Lesson: Freedom from status metrics enables original thinking. Evan's indifference to grades let him study what interested him, creating the mental flexibility to see unmet needs others missed.

Notable Quotes

It seems odd at the beginning of the internet, everyone decided everything should stick around forever. I think our application makes communication a lot more human and natural.

Explaining Snapchat's core value proposition compared to Facebook and permanent social media

I wanted to be the camera for the world. If Instagram is the prettiest 1% of photographs, Snapchat would happily host the rest of the 99%.

Pitching Snapchat's positioning versus Instagram to an investor

When I asked a question because I didn't understand something, I was reassured that the term was standard. I forgot that the idea of standard is a construct. It simply does not exist.

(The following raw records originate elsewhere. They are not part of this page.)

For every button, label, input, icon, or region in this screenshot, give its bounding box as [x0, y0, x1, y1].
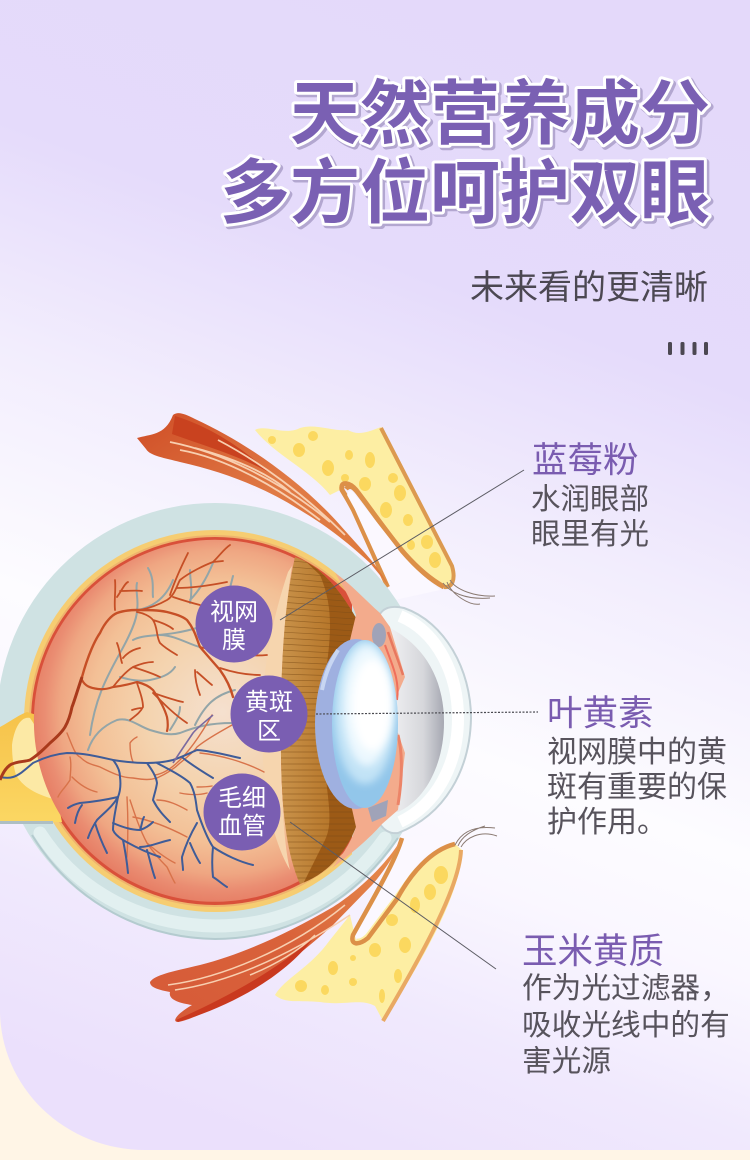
iris [385, 627, 444, 812]
upper eyelid and muscle [137, 413, 495, 604]
choroid bands [24, 530, 352, 912]
callout: 蓝莓粉: 水润眼部 [531, 483, 649, 516]
badge: 视网膜 [196, 586, 272, 662]
callout: 玉米黄质: 作为光过滤器， [522, 972, 730, 1005]
veins blue [0, 750, 253, 887]
callout: 叶黄素: 视网膜中的黄 [547, 736, 727, 769]
title: 多方位呵护双眼 [220, 154, 710, 232]
retinal veins gray [88, 563, 235, 750]
badge: 毛细血管 [204, 774, 280, 850]
lower eyelid and muscle [150, 826, 497, 1022]
extraocular muscle upper [137, 413, 388, 585]
callout: 叶黄素: 斑有重要的保 [547, 771, 727, 804]
blue-purple branch [173, 715, 213, 763]
optic nerve [0, 712, 62, 824]
title: 天然营养成分 [290, 75, 710, 153]
callout: 玉米黄质: 玉米黄质 [522, 931, 664, 971]
title: 多方位呵护双眼 [222, 156, 712, 234]
callout: 蓝莓粉 [531, 440, 649, 551]
title: 天然营养成分 [292, 77, 712, 155]
callout: 叶黄素: 叶黄素 [547, 693, 654, 733]
badge: 黄斑区: 黄斑 [245, 689, 293, 716]
thin red capillaries [58, 715, 264, 883]
subtitle: 未来看的更清晰 [470, 269, 708, 307]
badge: 黄斑区: 区 [257, 718, 281, 745]
ciliary body tissue [332, 573, 405, 868]
callout: 蓝莓粉: 蓝莓粉 [532, 440, 639, 480]
badge: 黄斑区 [230, 676, 308, 752]
callout: 叶黄素 [547, 693, 727, 839]
badge: 毛细血管: 血管 [218, 813, 266, 840]
cornea [380, 607, 471, 833]
central retinal artery [0, 677, 82, 780]
callout: 叶黄素: 护作用。 [547, 806, 667, 839]
tick marks [668, 342, 708, 355]
icon: eyelashes lower [455, 826, 497, 847]
retina [34, 540, 301, 902]
lens [315, 639, 398, 809]
arteries red [82, 545, 267, 731]
callout: 玉米黄质: 吸收光线中的有 [522, 1009, 730, 1042]
badge: 毛细血管: 毛细 [218, 785, 266, 812]
sclera [0, 503, 433, 939]
callout: 玉米黄质 [522, 931, 730, 1078]
icon: eyelashes upper [443, 580, 495, 604]
ciliary muscle [280, 557, 356, 884]
badge: 视网膜: 视网 [210, 599, 258, 626]
eyeball cross-section [0, 503, 471, 939]
retina pale rim [262, 566, 292, 870]
callout: 玉米黄质: 害光源 [522, 1045, 611, 1078]
badge: 视网膜: 膜 [222, 627, 246, 654]
callout: 蓝莓粉: 眼里有光 [531, 518, 649, 551]
leader lines [280, 470, 538, 969]
extraocular muscle lower [150, 838, 402, 1022]
title [220, 75, 712, 234]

Keynote address at Stanford Women in Business discussing venture capital mistakes

Conforming happens so naturally that we can forget how powerful it is. The things that make us human are those times we listen to the whispers of our soul and allow ourselves to be pulled in another direction.

USC Marshall School of Business commencement address on dropping out and staying true to vision

People wonder why their daughter is taking 10,000 photos a day. What they don't realize is that she isn't preserving images. She's talking. It's not about an accumulation of photos defining who you are, it's about instant expression and who you are right now.

Explaining the selfie as a communication tool, not a documentation tool

We are not brands. It is simply not in our nature.

April 2014 keynote on social media, capitalism, and authenticity

Social media businesses represent an aggressive expansion of capitalism into our personal relationships. We are asked to perform for our friends, to create things they like, to work on a personal brand. But humanity cannot be true or false. We are full of contradictions and we change. That is the joy of human life.

Philosophical critique of Facebook's model in 2014 keynote

If you hear the word standard terms, then figure out actually what the terms are, because they are probably not standard and the person explaining them to you probably doesn't know how they work.

2015 talk at University of Southern California on venture capital negotiations

Frequently Asked Questions

What are Evan Spiegel's key business principles?

Evan Spiegel's core principles include: When a competitor copies your product, the copy can validate your market and reframe the narrative if the copy fails. Focus on what makes your product unique rather than panicking.. Focus product design on solving genuine problems users face rather than problems venture capitalists suggest. Direct user observation reveals real needs better than investor input.. Don't blindly accept venture capital terms as standard. Challenge every term, understand what you're signing, and recognize that standardization is a construct used to simplify negotiations.. Founder Almanac has cataloged 16 total principles from Evan's career.

What can entrepreneurs learn from Evan Spiegel?

Key lessons from Evan Spiegel include: Ignore dismissive expert feedback on novel ideas and trust direct user behavior. The wisdom of crowds and expert critics often miss emerging use cases that early adopters clearly see.. Explore 4 stories and 4 frameworks from Evan's experience.

What is Evan Spiegel known for in business?

A visionary in the social media landscape, Evan Spiegel co-founded Snapchat, revolutionizing the way people communicate with disappearing messages. Despite initial skepticism from venture capitalists who deemed his idea impractical, he successfully launched the app in 2011, which garnered over 200 million active users by 2019. Spiegel's approach to product development emphasizes originality over derivative ideas, believing that products should be discovered rather than invented through traditional research methods. His notable perspective on digital communication—highlighting the importance of impermanence—has influenced a generation of entrepreneurs, positioning Snapchat as a pivotal player in the tech industry.